Washington’s Anti-Merger Agenda Threatens Pro-Consumer Deals
More than 112 mergers and acquisitions have been announced in 2015, totaling more than $4.6 trillion in value. That makes this year the most active in history. But regulators in Washington have a dysfunctional disposition when it comes to mergers and acquisitions these days – the combination of anti-merger attitude and corporate cronyism.
At present, the federal government is suing to block a deal between Office Depot and Staples, while a number of other deals have fallen through namely, General Electric-Electrolux, Bumble Bee-Chicken of the Sea, Pepco-Exelon, and Sysco-U.S. Foods, to just name a few.
While some proposed mergers may seem anti-consumer and anti-competitive, the federal government should not take an activist role in the process. For example, the proposed mergers between Marriott and Starwood and between Charter Communications/Time Warner Cable (aka New Charter), seem to be clearly in the best interest of consumers. New Charter has identified numerous ways it would engage customers, including keeping costs low and quality at a premium. For example, New Charter would exercise flat-rate billing, allow unlimited data use, and not issue modem fees. It’s committed to investing significantly in its broadband network, meaning better access for residential customers and more American jobs. Netflix, a company with a stake in a fast, video-friendly Internet, backs the deal. Any delay in approving it seems unwarranted.

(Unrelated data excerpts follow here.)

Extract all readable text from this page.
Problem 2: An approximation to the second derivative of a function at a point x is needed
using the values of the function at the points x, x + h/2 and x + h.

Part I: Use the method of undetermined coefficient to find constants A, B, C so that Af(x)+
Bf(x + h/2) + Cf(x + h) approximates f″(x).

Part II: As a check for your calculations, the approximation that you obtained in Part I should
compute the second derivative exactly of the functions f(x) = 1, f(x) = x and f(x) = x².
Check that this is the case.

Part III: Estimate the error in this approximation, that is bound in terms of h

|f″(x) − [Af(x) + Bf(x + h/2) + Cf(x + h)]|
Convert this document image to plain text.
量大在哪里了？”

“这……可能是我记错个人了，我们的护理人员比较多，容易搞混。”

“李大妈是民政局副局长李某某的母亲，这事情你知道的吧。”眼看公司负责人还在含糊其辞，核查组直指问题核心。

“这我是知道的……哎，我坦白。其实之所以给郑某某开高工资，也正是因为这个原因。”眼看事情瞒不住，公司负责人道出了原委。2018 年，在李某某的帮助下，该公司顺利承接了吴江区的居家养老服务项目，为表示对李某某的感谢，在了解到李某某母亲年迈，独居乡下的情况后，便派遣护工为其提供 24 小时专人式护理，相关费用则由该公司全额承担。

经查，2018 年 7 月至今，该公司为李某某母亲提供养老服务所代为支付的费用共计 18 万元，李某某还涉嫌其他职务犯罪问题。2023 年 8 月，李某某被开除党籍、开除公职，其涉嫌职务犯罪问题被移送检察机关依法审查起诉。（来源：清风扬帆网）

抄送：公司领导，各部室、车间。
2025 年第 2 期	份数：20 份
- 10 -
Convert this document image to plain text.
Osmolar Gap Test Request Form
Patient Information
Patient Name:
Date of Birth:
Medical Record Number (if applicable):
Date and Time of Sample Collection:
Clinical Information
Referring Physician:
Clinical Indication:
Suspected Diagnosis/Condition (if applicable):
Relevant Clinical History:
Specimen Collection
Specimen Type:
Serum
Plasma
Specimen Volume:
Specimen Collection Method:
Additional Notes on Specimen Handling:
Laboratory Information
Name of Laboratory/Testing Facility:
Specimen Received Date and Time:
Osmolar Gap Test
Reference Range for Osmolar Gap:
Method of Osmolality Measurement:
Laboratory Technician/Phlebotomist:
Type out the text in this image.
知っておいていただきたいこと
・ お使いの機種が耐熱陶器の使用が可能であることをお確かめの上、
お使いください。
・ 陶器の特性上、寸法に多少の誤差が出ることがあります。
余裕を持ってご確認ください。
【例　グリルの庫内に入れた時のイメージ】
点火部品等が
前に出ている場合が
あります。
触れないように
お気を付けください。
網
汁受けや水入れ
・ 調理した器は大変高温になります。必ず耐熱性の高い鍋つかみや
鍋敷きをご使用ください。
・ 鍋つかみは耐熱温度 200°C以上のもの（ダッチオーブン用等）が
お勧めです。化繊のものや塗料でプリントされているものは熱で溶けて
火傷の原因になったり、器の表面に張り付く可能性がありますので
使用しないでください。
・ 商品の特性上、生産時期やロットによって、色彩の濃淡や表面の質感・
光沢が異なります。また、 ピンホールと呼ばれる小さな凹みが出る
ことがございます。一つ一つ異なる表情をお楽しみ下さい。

In addition to an anti-merger sentiment in Washington, the deal is being challenged by heavy opposition from DISH Network, which is trying desperately to hold on to its fading relevance and flagging business model. DISH is undergoing a “lobbying ramp up,” according to Politico, in order to prohibit competitors from succeeding where it has failed. And as Katy Bachman reported on Twitter Monday, “I’ve lost count: @dish files another ex parte against #CharterTWC.” DISH is essentially flooding the Federal Communications Commission with nuisance complaints. It’s a familiar role for a company Bloomberg labeled “the meanest company in America.”
The company is obviously not opposed to mergers in principle – only its competitors’ mergers. DISH played both sides of the mergers and acquisitions fence with video streaming service Hulu. In 2010 DISH aggressively opposed Hulu, saying it would destroy the TV industry. A year later, DISH bid $1.9 billion in an effort to buy Hulu. DISH has also attempted to merge with DirecTV and T-Mobile.
Elsewhere, DISH was caught red handed trying to grab some corporate welfare from taxpayers. Trying to mask itself as a small company by using two companies to bid on the wireless spectrum, DISH received a $3 billion subsidy for the spectrum they bought. The Federal Communications Commission (FCC) eventually wised up to their shenanigans and stripped DISH Network of the subsidy, stopping a $3 billion corporate welfare giveaway.
This is the behavior of a bad actor, which federal regulators should remember when considering DISH’s opposition to the acquisition.
The federal government does play a role in assuring consumers are protected when large companies merge. It should be a limited and narrowly defined role, but it has a role nonetheless. However, that should not grant license to marginal and overly litigious industry players to gum up the works simply because their own business is floundering.
David Williams is the President of Taxpayers Protection Alliance.